Question écrite n° 19851 de M. Alain Dufaut (Vaucluse - RPR)

publiée dans le JO Sénat du 09/01/1997 - page 61

M. Alain Dufaut attire l'attention de M. le secrétaire d'Etat à la santé et à la sécurité sociale sur la situation des victimes de l'hépatite C. Les personnes touchées par ce virus à la suite d'une transmission sanguine souhaitent ardemment la création d'un fonds d'indemnisation, comme celui qui existe pour les victimes du virus d'immuno-déficience humaine (VIH), d'autant qu'elles rencontrent d'énormes difficultés à obtenir une compensation sur le plan judiciaire. De surcroît, elles ne peuvent obtenir les avantages d'une carte d'invalidité à 80 % qui leur est souvent refusée. Il lui demande donc de quelle manière le Gouvernement entend répondre aux préoccupations exprimées par les associations représentatives de ces victimes et si, dans un premier temps, une mesure leur permettant de bénéficier de l'aide juridictionnelle totale peut être mise en place.



Réponse du ministère : Santé

publiée dans le JO Sénat du 24/04/1997 - page 1318

Réponse. - Le principe de la responsabilité objective des centres de transfusion sanguine en cas de délivrance de produits sanguins non exempts de risques de contamination a été confirmé par des décisions récentes de la Cour de cassation et du Conseil d'Etat. Les fondements juridiques d'une indemnisation des victimes des formes sévères ou graves de maladies hépatiques d'origine transfusionnelle sont donc clairement posées. Il convient de prendre acte de cette évolution jurisprudentielle importante qui permet désormais aux victimes d'obtenir une indemnisation.

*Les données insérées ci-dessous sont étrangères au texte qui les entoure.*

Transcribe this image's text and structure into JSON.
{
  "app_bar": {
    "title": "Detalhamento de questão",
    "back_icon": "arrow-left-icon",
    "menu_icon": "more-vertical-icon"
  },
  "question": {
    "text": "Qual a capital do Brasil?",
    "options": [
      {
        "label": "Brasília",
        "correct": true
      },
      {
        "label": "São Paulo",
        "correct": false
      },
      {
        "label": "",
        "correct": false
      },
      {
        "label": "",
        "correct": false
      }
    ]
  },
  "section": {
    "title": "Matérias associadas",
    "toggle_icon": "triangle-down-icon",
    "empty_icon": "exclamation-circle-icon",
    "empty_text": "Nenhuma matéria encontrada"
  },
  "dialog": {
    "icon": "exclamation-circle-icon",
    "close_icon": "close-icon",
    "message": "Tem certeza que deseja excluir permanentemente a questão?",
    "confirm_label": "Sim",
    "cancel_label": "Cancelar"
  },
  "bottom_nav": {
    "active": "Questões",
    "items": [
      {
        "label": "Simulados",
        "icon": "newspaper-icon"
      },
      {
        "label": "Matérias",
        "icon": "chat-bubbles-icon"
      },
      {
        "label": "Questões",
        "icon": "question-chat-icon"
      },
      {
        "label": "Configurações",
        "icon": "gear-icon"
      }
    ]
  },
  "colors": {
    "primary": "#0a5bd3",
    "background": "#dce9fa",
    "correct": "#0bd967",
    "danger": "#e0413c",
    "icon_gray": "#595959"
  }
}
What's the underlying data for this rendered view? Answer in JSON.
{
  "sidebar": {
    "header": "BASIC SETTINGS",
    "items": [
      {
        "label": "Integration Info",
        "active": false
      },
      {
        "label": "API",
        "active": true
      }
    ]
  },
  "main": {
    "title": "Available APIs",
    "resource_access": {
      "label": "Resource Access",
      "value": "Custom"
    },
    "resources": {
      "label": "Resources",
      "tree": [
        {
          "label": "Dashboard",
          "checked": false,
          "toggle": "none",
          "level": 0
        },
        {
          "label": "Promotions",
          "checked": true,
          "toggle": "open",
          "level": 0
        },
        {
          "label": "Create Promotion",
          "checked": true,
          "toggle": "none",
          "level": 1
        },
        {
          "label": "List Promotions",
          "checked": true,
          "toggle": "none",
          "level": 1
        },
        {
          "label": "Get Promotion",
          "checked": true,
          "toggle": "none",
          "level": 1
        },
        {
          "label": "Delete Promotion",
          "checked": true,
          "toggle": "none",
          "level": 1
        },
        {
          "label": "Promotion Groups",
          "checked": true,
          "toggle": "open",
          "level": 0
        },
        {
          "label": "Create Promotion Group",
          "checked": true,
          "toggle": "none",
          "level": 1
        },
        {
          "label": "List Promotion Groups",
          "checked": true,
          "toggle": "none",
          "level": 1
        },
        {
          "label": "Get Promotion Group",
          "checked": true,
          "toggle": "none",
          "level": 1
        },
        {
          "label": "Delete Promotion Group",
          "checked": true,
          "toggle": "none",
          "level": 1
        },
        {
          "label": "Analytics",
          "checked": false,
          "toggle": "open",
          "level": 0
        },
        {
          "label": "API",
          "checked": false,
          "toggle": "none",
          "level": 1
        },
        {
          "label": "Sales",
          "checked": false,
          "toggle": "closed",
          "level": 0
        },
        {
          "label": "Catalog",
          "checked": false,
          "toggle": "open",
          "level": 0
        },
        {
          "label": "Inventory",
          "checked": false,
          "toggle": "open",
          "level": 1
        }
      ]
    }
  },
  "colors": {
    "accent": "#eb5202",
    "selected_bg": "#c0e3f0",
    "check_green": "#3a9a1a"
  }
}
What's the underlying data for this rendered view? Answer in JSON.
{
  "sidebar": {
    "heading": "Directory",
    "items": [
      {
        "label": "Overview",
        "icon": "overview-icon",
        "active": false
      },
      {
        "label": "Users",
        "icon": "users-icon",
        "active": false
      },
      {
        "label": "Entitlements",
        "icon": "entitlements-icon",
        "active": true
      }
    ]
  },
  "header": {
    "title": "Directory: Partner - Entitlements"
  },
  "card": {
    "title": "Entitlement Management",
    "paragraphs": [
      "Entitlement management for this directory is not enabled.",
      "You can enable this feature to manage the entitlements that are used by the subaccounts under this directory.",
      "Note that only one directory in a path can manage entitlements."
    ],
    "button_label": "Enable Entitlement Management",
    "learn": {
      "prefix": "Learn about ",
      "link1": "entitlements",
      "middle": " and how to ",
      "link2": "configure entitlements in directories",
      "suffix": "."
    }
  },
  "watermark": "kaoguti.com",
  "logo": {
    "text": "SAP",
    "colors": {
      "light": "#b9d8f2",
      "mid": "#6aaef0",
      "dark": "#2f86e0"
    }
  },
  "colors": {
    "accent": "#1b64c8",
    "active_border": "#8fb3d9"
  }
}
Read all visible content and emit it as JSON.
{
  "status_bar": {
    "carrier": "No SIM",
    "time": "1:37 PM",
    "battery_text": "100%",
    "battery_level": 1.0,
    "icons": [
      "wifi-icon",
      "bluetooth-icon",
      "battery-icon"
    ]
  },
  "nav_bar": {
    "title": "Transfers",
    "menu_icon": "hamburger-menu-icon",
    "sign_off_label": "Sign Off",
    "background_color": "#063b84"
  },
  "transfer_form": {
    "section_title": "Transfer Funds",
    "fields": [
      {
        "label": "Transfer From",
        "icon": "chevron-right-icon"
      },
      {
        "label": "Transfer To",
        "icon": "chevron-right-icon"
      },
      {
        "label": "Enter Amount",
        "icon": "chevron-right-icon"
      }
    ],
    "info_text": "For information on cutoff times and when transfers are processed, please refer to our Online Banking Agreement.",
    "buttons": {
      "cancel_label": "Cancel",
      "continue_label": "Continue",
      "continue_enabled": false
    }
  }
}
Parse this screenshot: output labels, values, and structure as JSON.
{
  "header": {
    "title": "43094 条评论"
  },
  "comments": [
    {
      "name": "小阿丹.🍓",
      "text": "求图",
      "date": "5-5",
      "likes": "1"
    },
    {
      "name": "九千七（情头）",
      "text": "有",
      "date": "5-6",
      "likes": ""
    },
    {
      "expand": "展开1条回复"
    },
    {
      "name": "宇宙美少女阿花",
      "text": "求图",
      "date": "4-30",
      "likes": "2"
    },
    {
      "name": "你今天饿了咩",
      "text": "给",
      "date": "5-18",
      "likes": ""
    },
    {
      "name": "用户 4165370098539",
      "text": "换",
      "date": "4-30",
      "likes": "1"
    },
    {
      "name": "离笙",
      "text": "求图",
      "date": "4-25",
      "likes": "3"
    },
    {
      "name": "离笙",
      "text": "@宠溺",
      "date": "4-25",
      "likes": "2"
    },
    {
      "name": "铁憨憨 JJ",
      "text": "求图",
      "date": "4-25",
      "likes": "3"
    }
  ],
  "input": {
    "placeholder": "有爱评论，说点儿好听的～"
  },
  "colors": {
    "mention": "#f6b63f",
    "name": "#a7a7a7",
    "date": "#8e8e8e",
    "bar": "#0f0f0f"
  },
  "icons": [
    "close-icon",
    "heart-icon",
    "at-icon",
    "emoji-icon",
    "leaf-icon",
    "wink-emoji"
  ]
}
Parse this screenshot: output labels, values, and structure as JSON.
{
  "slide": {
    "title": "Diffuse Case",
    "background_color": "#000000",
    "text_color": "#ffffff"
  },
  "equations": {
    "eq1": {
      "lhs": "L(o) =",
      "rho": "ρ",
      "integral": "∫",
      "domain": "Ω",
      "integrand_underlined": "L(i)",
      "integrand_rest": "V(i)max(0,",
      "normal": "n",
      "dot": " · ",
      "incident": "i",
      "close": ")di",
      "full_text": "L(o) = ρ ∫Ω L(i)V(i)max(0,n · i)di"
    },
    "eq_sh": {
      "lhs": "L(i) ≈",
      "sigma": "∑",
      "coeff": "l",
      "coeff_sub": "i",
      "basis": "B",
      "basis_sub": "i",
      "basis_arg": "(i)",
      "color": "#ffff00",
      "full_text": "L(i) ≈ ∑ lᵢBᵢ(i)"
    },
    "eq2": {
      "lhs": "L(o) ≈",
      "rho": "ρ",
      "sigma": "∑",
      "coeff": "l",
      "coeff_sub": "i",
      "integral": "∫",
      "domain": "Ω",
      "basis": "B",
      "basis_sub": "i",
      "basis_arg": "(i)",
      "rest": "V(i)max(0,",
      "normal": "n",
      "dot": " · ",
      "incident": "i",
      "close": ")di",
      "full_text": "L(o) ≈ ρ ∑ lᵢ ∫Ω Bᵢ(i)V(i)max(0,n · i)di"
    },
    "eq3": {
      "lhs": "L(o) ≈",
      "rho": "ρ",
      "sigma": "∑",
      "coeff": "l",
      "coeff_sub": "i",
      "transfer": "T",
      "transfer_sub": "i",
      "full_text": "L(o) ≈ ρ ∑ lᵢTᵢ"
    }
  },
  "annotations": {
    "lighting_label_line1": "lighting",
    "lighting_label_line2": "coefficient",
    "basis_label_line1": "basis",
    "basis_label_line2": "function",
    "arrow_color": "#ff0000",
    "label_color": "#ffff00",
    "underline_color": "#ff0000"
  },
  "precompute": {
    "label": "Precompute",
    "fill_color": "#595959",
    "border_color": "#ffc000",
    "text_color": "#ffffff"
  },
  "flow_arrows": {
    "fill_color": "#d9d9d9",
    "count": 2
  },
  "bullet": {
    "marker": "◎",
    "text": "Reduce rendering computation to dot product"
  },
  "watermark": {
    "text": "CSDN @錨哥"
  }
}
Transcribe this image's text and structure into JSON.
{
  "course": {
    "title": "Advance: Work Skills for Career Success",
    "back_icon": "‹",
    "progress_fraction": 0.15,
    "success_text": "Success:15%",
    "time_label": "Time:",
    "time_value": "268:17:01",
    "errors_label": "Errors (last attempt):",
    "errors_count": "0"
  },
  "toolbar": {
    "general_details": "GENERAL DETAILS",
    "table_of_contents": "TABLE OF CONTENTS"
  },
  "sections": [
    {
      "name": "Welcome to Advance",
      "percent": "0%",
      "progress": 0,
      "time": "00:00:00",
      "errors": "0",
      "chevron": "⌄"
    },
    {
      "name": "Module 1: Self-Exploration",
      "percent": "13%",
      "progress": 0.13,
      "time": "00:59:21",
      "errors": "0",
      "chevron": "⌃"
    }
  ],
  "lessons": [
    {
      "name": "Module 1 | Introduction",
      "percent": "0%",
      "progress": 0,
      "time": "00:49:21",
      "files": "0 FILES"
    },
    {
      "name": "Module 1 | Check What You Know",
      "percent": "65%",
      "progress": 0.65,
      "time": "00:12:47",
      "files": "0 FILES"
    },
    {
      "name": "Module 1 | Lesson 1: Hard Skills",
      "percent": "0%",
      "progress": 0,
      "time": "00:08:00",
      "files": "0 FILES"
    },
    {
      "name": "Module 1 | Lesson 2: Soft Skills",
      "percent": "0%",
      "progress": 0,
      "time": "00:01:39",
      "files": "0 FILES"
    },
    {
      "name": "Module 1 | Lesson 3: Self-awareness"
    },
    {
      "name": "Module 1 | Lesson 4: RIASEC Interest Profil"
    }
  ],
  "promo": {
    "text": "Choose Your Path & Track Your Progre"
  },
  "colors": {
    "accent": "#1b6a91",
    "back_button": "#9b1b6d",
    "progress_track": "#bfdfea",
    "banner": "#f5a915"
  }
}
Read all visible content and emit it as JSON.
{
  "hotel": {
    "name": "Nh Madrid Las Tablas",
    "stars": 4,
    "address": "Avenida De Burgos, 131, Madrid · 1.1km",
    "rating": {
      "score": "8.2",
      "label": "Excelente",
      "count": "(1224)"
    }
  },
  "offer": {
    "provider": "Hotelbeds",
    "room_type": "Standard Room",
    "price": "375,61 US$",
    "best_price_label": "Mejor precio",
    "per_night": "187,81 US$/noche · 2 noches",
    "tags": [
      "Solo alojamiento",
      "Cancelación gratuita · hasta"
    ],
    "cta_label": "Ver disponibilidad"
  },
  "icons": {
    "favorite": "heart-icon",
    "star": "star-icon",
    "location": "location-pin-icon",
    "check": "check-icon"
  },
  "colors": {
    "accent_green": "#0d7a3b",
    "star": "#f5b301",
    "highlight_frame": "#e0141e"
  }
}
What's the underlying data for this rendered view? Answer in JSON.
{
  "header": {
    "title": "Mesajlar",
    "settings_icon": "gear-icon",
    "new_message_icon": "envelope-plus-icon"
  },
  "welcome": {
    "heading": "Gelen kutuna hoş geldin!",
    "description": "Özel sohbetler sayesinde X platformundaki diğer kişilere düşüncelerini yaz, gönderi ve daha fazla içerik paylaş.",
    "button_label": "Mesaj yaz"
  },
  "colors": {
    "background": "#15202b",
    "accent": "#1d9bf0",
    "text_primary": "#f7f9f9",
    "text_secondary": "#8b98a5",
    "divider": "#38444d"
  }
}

Le Gouvernement s'attache à ce que les victimes puissent bénéficier d'une information complète sur leurs droits dans le cadre des procédures juridictionnelles actuelles d'indemnisation. Ainsi les personnes atteintes d'hépatites chroniques actives, de cirrhoses et de cancers du foie à la suite de transfusions ont-elles la possibilité de rassembler les éléments de preuves de l'origine transfusionnelle de la contamination par le virus de l'hépatite " C " et de saisir les juridictions compétentes. Concernant les modalités de l'aide judiciaire dans le cadre des procédures juridictionnelles, ces personnes peuvent s'adresser au bureau de l'aide juridictionnelle ou au greffe du tribunal de grande instance le plus proche de leur domicile. Il n'est pas envisagé actuellement de créer un fonds spécifique d'indemnisation directe des victimes. Par contre, un dispositif permettant à l'Etat de venir en appui des établissements de transfusion qui ne pourraient faire face à leurs obligations en matière d'indemnisation des victimes est à l'étude. En ce qui concerne les décisions prises par les COTOREP, il convient de rappeler que ces organismes fonctionnent de façon autonome. Cependant il existe une possibilité de recours, dans un délai de deux mois à compter de la date de la notification de la décision, auprès du tribunal du contentieux de l'incapacité qui siège dans les directions régionales des affaires sanitaires et sociales. Si le tribunal confirme la décision de la COTOREP, il est possible de la contester, dans un délai de un mois, par un recours formulé auprès de la cour nationale de l'incapacité et de la tarification du ministère du travail et des affaires sociales.